Response curves of S1TC-DHTC were flat in the vicinity of the maximum (Fig. 1): for all strategies, when the number of crosses in the first stage (\(N_{1_C}\)) did not exceed 15, and the decrease in the value of the optimization criteria was less than 4% in comparison with the maximum in S1TC-DHTC. For these calculations, the allocation of all other factors except \(N_{1_C}\) was optimized. The reason for the lower sensitivity of S1TC-DHTC to a non-optimal allocation might be that a loss in response to selection among parents is compensated by an increase in the response to selection among S1 families in the first stage of selection without reducing the selection intensity in the second stage of selection.
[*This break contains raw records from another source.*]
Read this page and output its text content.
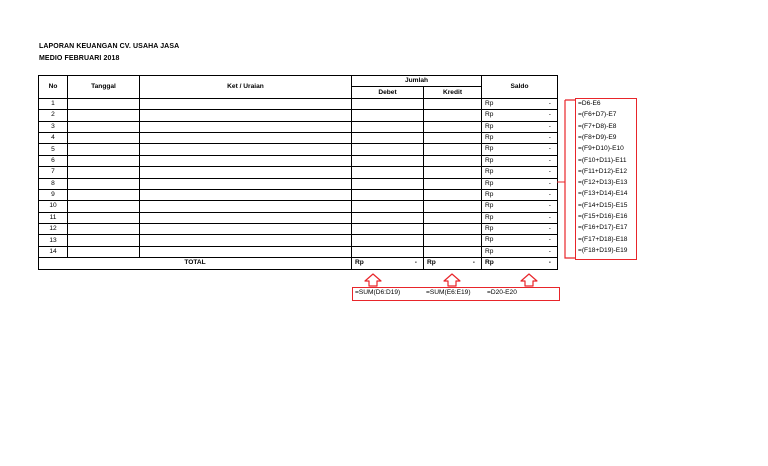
LAPORAN KEUANGAN CV. USAHA JASA
MEDIO FEBRUARI 2018
No	Tanggal	Ket / Uraian	Jumlah		Saldo
			Debet	Kredit	
1					Rp -

2					Rp -

3					Rp -

4					Rp -

5					Rp -

6					Rp -

7					Rp -

8					Rp -

9					Rp -

10					Rp -

11					Rp -

12					Rp -

13					Rp -

14					Rp -

TOTAL			Rp -	Rp -	Rp -
=D6-E6
=(F6+D7)-E7
=(F7+D8)-E8
=(F8+D9)-E9
=(F9+D10)-E10
=(F10+D11)-E11
=(F11+D12)-E12
=(F12+D13)-E13
=(F13+D14)-E14
=(F14+D15)-E15
=(F15+D16)-E16
=(F16+D17)-E17
=(F17+D18)-E18
=(F18+D19)-E19
=SUM(D6:D19)	=SUM(E6:E19) =D20-E20
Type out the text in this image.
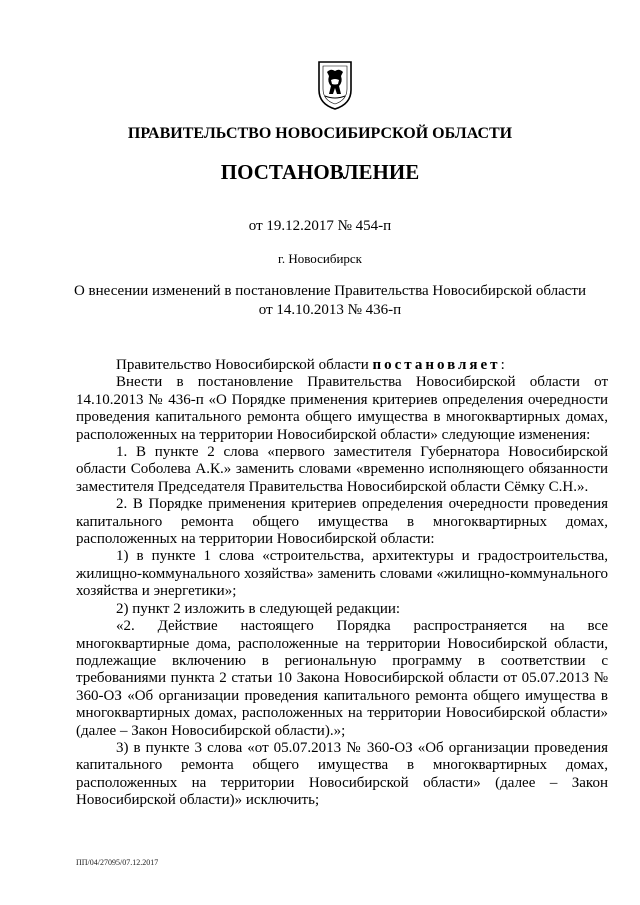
ПРАВИТЕЛЬСТВО НОВОСИБИРСКОЙ ОБЛАСТИ
ПОСТАНОВЛЕНИЕ
от 19.12.2017 № 454-п
г. Новосибирск
О внесении изменений в постановление Правительства Новосибирской области
от 14.10.2013 № 436-п

Правительство Новосибирской области постановляет:

Внести в постановление Правительства Новосибирской области от 14.10.2013 № 436-п «О Порядке применения критериев определения очередности проведения капитального ремонта общего имущества в многоквартирных домах, расположенных на территории Новосибирской области» следующие изменения:

1. В пункте 2 слова «первого заместителя Губернатора Новосибирской области Соболева А.К.» заменить словами «временно исполняющего обязанности заместителя Председателя Правительства Новосибирской области Сёмку С.Н.».

2. В Порядке применения критериев определения очередности проведения капитального ремонта общего имущества в многоквартирных домах, расположенных на территории Новосибирской области:

1) в пункте 1 слова «строительства, архитектуры и градостроительства, жилищно-коммунального хозяйства» заменить словами «жилищно-коммунального хозяйства и энергетики»;

2) пункт 2 изложить в следующей редакции:

«2. Действие настоящего Порядка распространяется на все многоквартирные дома, расположенные на территории Новосибирской области, подлежащие включению в региональную программу в соответствии с требованиями пункта 2 статьи 10 Закона Новосибирской области от 05.07.2013 № 360-ОЗ «Об организации проведения капитального ремонта общего имущества в многоквартирных домах, расположенных на территории Новосибирской области» (далее – Закон Новосибирской области).»;

3) в пункте 3 слова «от 05.07.2013 № 360-ОЗ «Об организации проведения капитального ремонта общего имущества в многоквартирных домах, расположенных на территории Новосибирской области» (далее – Закон Новосибирской области)» исключить;

ПП/04/27095/07.12.2017
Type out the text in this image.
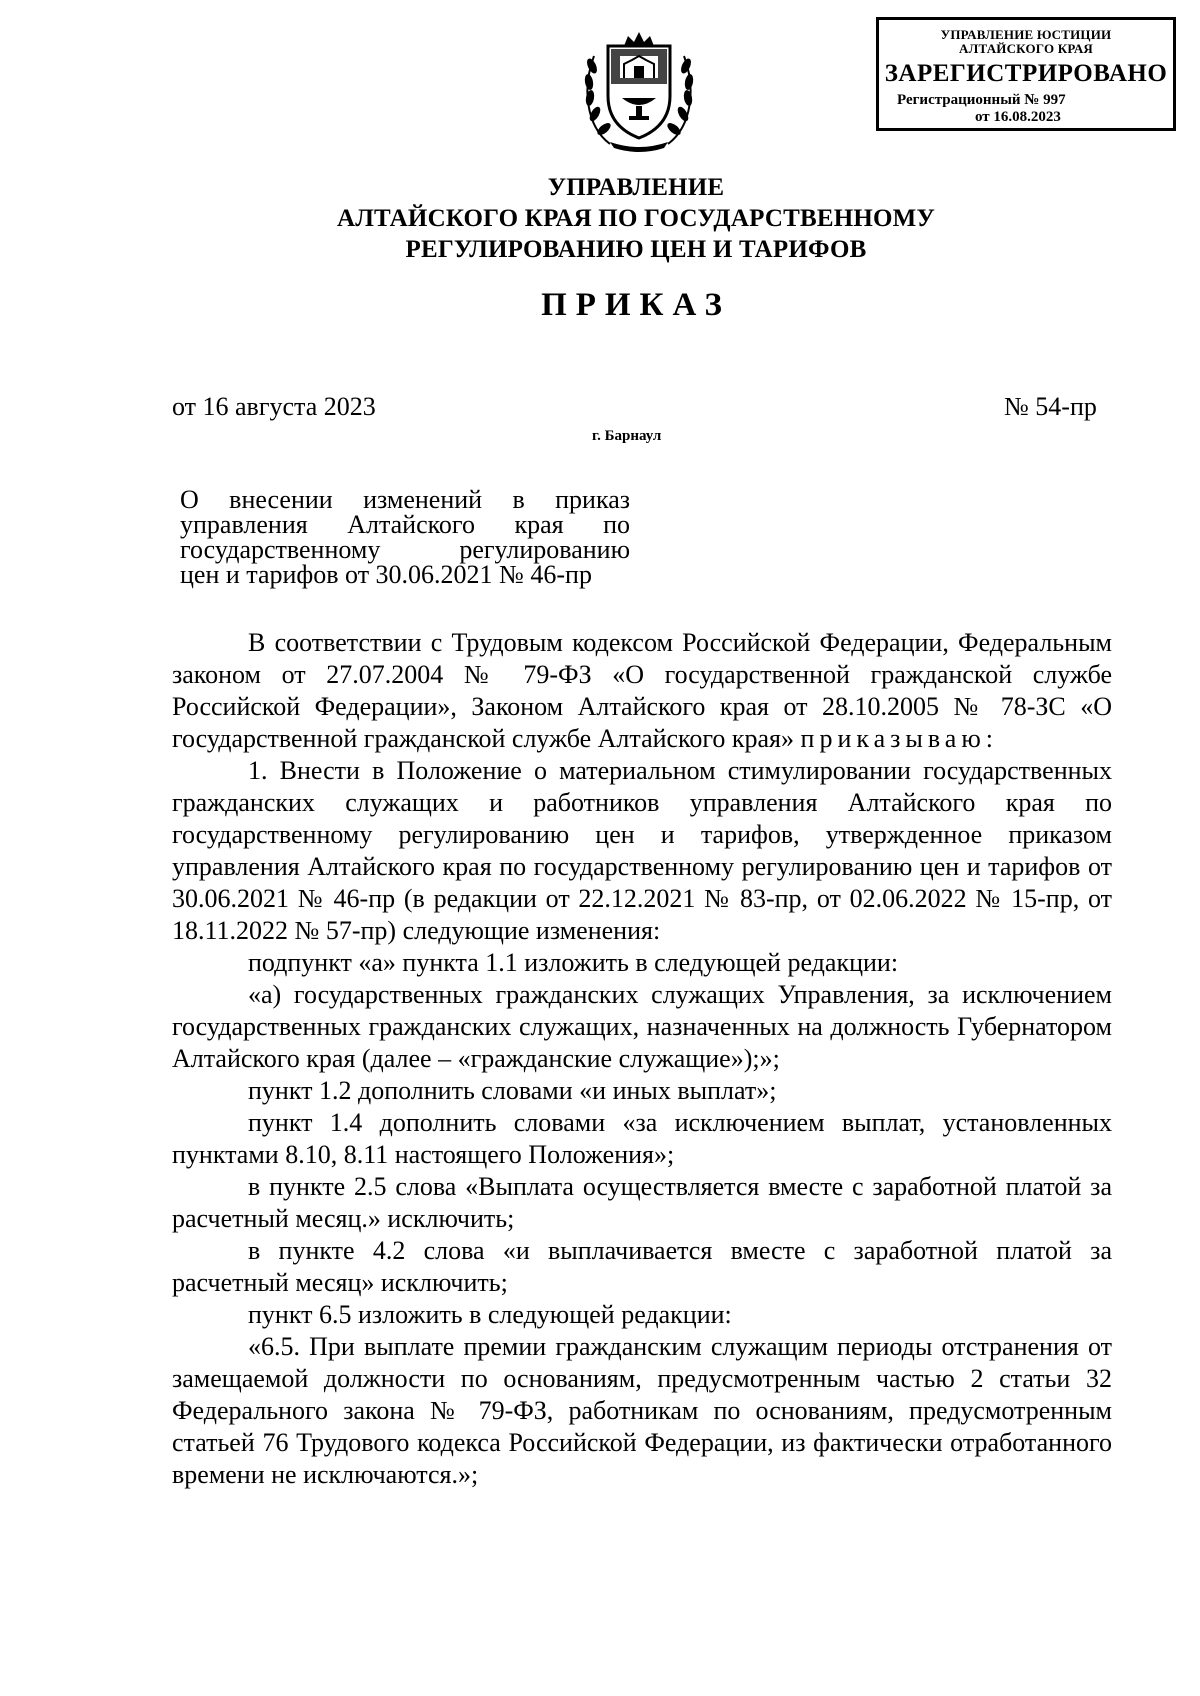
УПРАВЛЕНИЕ ЮСТИЦИИ
АЛТАЙСКОГО КРАЯ
ЗАРЕГИСТРИРОВАНО
Регистрационный № 997
от 16.08.2023
УПРАВЛЕНИЕ
АЛТАЙСКОГО КРАЯ ПО ГОСУДАРСТВЕННОМУ
РЕГУЛИРОВАНИЮ ЦЕН И ТАРИФОВ
ПРИКАЗ
от 16 августа 2023	№ 54-пр
г. Барнаул
О внесении изменений в приказ
управления Алтайского края по
государственному регулированию
цен и тарифов от 30.06.2021 № 46-пр

В соответствии с Трудовым кодексом Российской Федерации, Федеральным законом от 27.07.2004 № 79-ФЗ «О государственной гражданской службе Российской Федерации», Законом Алтайского края от 28.10.2005 № 78-ЗС «О государственной гражданской службе Алтайского края» приказываю:

1. Внести в Положение о материальном стимулировании государственных гражданских служащих и работников управления Алтайского края по государственному регулированию цен и тарифов, утвержденное приказом управления Алтайского края по государственному регулированию цен и тарифов от 30.06.2021 № 46-пр (в редакции от 22.12.2021 № 83-пр, от 02.06.2022 № 15-пр, от 18.11.2022 № 57-пр) следующие изменения:

подпункт «а» пункта 1.1 изложить в следующей редакции:

«а) государственных гражданских служащих Управления, за исключением государственных гражданских служащих, назначенных на должность Губернатором Алтайского края (далее – «гражданские служащие»);»;

пункт 1.2 дополнить словами «и иных выплат»;

пункт 1.4 дополнить словами «за исключением выплат, установленных пунктами 8.10, 8.11 настоящего Положения»;

в пункте 2.5 слова «Выплата осуществляется вместе с заработной платой за расчетный месяц.» исключить;

в пункте 4.2 слова «и выплачивается вместе с заработной платой за расчетный месяц» исключить;

пункт 6.5 изложить в следующей редакции:

«6.5. При выплате премии гражданским служащим периоды отстранения от замещаемой должности по основаниям, предусмотренным частью 2 статьи 32 Федерального закона № 79-ФЗ, работникам по основаниям, предусмотренным статьей 76 Трудового кодекса Российской Федерации, из фактически отработанного времени не исключаются.»;
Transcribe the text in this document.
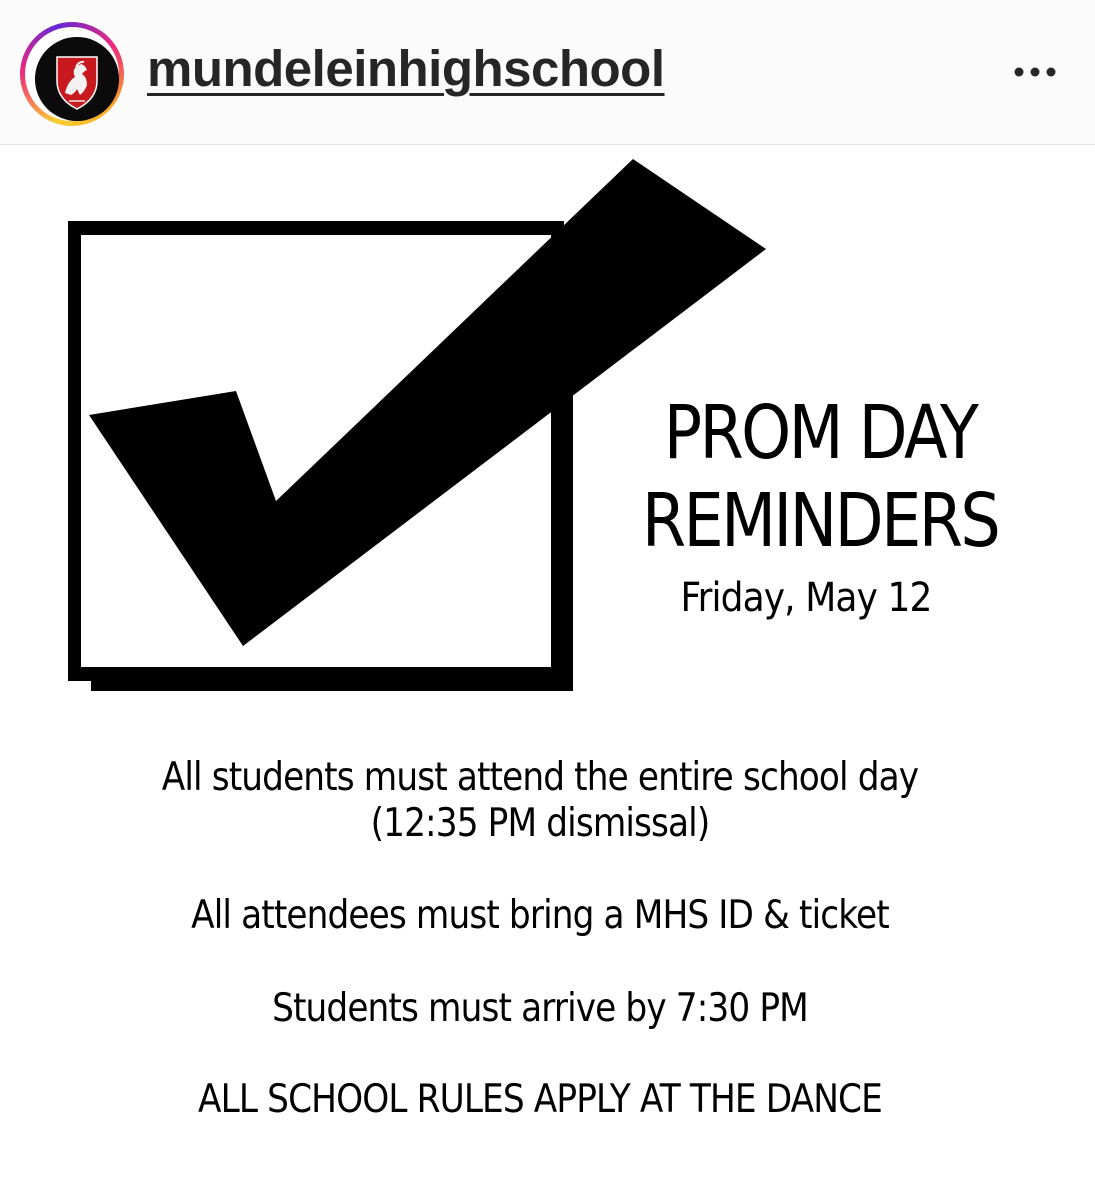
mundeleinhighschool
PROM DAY
REMINDERS
Friday, May 12
All students must attend the entire school day
(12:35 PM dismissal)
All attendees must bring a MHS ID & ticket
Students must arrive by 7:30 PM
ALL SCHOOL RULES APPLY AT THE DANCE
In S1TC-DHTC–2, a larger part of the resources was allocated to the second selection stage as compared with S1TC-DHTC–1 (Table 2). The reason for this additional shifting of the test resources to the second stage in S1TC-DHTC–2 might be that the topmost DH lines disregarding their cross and family structure, were selected and, it proved beneficial to test these lines more extensively.

Conclusions

Breeding scheme S1TC-DHTC had larger \(\Updelta\widehat{G}^*\) and \(\widehat{P}(0.1\%)^*\) than DHTC. The superiority of S1TC-DHTC was further enhanced when selection was done among all DH lines disregarding their cross and family structure, as well as the use of variable instead of uniform sizes of crosses and S1 families. With variable sizes of crosses and S1 families, the allocation of a large fraction of the budget to the crosses on top after the first selection stage was the superior strategy. Although the ranking was not altered with the use of ΔG * or P(0.1%)*, differences between breeding schemes were higher for P(0.1%)*. Thus, P(q) offers a very sensitive tool to differentiate among breeding schemes and selection strategies. Further investigations are warranted to examine whether selection progress under various breeding schemes and selection strategies can be upgraded by giving optimal weights to parental information using BLUP approaches.